Antes de mais, tornamo-nos cristãos pela certeza interior de que o Espírito nos faz reconhecer a voz d’Aquele que nos chama à vida. Somos cristãos sempre que ouvimos e nos deixamos conduzir pelas palavras de Cristo e atualizamos os seus gestos e ensinamentos na nossa vida. Vivemos como cristãos quando, reconhecendo o nosso pecado, acolhemos a graça do perdão e esforçamo-nos por melhorar.

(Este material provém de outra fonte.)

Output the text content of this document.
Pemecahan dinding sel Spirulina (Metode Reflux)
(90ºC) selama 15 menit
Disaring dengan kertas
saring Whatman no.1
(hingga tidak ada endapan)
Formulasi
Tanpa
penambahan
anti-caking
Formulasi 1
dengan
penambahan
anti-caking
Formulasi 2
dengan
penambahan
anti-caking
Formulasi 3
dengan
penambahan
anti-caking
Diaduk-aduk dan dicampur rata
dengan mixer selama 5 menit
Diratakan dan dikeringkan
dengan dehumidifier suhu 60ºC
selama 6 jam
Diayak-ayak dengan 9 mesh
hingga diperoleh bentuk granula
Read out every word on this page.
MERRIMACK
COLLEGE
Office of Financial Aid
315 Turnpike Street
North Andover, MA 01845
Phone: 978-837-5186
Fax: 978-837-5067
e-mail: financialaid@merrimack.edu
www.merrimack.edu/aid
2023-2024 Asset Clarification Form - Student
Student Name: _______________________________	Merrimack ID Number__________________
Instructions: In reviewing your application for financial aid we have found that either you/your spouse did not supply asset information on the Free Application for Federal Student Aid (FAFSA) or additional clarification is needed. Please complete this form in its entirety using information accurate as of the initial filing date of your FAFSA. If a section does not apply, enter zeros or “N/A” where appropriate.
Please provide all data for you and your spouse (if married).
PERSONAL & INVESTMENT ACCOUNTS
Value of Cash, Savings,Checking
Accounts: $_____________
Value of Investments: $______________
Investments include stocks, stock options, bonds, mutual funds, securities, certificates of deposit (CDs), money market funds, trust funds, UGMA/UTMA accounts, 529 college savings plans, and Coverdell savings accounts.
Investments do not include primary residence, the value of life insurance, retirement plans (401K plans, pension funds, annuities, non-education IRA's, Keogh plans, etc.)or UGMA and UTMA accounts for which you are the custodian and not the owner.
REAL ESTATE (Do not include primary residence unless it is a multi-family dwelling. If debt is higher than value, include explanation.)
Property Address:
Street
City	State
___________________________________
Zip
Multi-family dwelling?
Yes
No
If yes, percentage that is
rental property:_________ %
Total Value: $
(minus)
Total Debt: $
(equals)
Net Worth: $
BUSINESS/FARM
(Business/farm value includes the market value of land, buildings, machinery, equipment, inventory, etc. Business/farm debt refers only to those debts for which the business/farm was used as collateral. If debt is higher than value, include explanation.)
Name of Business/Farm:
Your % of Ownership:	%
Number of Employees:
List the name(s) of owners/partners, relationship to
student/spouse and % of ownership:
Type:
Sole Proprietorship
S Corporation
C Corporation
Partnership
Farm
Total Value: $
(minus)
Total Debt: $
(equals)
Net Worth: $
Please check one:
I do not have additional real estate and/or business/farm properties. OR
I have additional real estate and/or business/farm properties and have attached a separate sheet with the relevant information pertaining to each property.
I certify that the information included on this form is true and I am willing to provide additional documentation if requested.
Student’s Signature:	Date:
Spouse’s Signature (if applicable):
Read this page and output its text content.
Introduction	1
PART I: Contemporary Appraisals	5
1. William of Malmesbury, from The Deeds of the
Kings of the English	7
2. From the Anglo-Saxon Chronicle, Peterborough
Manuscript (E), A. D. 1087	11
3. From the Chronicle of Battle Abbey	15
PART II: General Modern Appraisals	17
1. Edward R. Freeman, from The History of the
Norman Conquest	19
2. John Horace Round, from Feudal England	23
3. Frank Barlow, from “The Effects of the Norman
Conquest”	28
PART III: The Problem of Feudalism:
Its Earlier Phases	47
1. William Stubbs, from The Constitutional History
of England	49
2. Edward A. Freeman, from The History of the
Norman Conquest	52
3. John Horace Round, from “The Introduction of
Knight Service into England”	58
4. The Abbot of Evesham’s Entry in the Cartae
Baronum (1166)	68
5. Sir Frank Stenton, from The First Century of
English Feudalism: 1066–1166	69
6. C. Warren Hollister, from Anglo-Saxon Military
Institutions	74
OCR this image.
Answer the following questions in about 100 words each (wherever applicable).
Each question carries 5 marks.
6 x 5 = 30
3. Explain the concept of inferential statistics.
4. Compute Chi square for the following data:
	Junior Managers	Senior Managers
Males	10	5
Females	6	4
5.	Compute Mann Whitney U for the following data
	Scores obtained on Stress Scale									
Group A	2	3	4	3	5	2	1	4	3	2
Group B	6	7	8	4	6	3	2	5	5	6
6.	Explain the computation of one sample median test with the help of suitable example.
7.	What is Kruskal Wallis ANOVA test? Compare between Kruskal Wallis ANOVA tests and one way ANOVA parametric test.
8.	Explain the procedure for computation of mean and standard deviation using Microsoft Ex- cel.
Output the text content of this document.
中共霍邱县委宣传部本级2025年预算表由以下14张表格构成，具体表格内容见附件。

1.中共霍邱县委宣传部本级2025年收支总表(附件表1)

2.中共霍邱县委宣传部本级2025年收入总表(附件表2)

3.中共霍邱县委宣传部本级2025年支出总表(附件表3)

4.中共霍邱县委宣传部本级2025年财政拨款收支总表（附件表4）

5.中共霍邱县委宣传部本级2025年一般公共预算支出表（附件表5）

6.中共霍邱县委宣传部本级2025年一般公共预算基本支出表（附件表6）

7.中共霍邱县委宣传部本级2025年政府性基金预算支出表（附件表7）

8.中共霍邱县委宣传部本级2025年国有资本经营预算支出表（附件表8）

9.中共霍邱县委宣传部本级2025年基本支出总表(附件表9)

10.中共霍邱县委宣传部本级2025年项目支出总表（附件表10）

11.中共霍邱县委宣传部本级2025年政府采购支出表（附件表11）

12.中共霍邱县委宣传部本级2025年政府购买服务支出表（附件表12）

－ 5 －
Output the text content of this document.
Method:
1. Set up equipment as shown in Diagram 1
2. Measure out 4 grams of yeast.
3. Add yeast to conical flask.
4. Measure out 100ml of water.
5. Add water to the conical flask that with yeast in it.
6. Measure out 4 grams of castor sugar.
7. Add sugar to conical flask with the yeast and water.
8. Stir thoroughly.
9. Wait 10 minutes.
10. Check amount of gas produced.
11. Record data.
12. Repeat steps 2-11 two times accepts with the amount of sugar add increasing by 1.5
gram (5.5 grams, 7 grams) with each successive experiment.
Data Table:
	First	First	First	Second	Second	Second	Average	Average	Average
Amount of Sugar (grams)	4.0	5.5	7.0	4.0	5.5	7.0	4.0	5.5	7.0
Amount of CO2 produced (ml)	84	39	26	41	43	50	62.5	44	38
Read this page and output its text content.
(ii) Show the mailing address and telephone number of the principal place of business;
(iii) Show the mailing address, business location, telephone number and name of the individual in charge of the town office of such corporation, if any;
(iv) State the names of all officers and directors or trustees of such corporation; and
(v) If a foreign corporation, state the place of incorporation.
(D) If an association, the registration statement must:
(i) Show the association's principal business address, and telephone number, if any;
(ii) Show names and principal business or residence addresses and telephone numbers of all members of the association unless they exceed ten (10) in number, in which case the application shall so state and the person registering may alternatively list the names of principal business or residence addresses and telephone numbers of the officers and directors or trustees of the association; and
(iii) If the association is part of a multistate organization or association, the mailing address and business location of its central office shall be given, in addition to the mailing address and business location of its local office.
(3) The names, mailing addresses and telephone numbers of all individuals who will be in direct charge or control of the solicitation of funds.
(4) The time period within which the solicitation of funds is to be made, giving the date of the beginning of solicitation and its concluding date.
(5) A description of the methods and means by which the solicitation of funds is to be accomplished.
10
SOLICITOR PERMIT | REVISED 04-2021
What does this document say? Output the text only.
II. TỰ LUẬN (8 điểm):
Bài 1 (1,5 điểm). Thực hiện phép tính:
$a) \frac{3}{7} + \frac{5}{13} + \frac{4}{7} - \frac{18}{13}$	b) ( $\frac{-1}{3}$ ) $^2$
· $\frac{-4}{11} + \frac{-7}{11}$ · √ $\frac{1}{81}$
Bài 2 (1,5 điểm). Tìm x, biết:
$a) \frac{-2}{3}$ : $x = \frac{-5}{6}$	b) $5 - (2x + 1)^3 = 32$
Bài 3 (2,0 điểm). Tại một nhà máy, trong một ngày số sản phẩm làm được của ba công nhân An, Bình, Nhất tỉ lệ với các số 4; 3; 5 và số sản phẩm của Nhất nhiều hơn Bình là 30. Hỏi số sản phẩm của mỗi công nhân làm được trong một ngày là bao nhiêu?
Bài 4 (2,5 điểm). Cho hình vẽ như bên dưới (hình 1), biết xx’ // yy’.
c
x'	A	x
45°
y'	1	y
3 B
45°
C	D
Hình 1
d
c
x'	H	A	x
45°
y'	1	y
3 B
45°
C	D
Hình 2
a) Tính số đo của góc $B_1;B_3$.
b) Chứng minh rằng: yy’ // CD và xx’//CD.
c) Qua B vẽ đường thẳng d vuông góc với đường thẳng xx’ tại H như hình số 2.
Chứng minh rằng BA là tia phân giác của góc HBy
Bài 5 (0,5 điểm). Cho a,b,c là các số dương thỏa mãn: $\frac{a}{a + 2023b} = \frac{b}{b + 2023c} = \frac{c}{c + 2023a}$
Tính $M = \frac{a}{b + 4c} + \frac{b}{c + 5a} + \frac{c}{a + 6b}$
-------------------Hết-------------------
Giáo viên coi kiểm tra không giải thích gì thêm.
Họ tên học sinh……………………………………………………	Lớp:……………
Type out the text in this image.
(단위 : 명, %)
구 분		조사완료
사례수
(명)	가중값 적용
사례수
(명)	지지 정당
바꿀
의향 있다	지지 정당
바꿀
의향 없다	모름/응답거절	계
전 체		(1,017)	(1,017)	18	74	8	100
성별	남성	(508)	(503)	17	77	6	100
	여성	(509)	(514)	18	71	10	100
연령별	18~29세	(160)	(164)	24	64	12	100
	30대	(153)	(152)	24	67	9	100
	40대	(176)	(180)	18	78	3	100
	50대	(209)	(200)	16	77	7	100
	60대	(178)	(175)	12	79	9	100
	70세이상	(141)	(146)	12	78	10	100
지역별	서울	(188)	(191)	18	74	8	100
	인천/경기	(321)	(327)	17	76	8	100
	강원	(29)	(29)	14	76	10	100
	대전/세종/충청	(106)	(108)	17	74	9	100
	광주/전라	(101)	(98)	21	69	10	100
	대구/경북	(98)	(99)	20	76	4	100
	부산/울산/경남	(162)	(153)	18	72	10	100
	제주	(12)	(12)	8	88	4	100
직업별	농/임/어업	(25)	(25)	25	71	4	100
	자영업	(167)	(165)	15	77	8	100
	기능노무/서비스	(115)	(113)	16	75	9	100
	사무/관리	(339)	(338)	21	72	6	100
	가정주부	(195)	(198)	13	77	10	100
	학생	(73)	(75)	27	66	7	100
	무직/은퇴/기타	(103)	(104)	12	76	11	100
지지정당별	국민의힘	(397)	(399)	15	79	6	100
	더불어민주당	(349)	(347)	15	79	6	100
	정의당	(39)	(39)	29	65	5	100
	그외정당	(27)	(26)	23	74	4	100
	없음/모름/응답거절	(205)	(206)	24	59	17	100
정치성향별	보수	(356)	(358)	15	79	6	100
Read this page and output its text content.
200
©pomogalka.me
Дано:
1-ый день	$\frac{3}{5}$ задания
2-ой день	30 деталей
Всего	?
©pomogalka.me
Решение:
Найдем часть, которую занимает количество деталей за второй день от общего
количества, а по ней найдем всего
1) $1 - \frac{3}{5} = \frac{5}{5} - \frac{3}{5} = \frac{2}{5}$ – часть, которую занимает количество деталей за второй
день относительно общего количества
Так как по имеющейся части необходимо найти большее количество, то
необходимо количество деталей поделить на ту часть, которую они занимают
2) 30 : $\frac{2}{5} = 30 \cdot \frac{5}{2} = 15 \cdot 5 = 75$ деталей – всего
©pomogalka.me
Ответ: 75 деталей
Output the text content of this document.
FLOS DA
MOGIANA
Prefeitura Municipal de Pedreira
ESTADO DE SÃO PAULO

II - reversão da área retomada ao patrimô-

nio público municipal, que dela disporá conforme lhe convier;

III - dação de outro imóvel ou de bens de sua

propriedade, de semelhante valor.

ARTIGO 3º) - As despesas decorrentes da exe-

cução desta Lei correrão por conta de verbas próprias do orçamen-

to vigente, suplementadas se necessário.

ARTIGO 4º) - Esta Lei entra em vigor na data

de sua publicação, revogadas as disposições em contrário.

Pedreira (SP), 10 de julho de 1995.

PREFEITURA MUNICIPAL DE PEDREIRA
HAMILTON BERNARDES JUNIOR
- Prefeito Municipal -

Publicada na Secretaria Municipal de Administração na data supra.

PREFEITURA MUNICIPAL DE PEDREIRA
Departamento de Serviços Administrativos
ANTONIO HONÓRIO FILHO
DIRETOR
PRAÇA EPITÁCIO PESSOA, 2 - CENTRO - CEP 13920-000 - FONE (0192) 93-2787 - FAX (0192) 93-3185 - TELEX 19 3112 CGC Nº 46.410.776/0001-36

Também é verdade que não é fácil convencer todos os cristãos de que a conversão conduz à alegria. Contudo, Jesus, mostrou que a Boa Nova leva à conversão.

A conversão de que falo é um encontro e não apenas um exame de consciência, é uma festa e não tristeza, é um abraço e não uma sentença. Em vez de entrarmos em nós próprios e fazermos apenas um inventário das nossas culpas, deveríamos sair de nós próprios e dirigirmo-nos a Deus, para descobrir até que ponto ignoramos o seu amor, a sua alegria e o seu perdão. A boa nova que nos é anunciada é que «os pecados são perdoados».

A nossa sociedade está construída sobre a justiça, os tribunais, as multas e punições, as prisões. Ainda estamos muito ligados ao conceito pagão e oriental segundo o qual o pecado deve ser «expiado» para ser perdoado. Mas Jesus revela que o pecado deve ser perdoado para poder ser reparado! A Humanidade e as sociedades acabam por se assemelharem ao deus que adoram; se a nossa sociedade é repressiva, se existem tantos juízes, tantos julgamentos, tantos tribunais (que ainda por cima funcionam lentamente), tantos presos, é porque nos tornámos semelhantes ao deus que «julga os vivos e os mortos». Sacralizámos o juiz e a sentença, em vez de divinizar a misericórdia e o perdão. O nosso tribunal da penitência torna-se testemunho de Deus quando demonstramos que a verdade e o perdão são mais saudáveis que o castigo, que é preciso sair do círculo vicioso da vingança, da lógica do mal pelo mal. Esta atitude foi constante na vida de Jesus: fazer do injusto um justo, do pecador um santo, do endemoninhado um homem livre, do cobrador de impostos um discípulo, da prostituta uma nova mulher. Por aqui passa a conversão de cada um de nós: um encontro quotidiano com Aquele que ama perdoando e perdoa amando.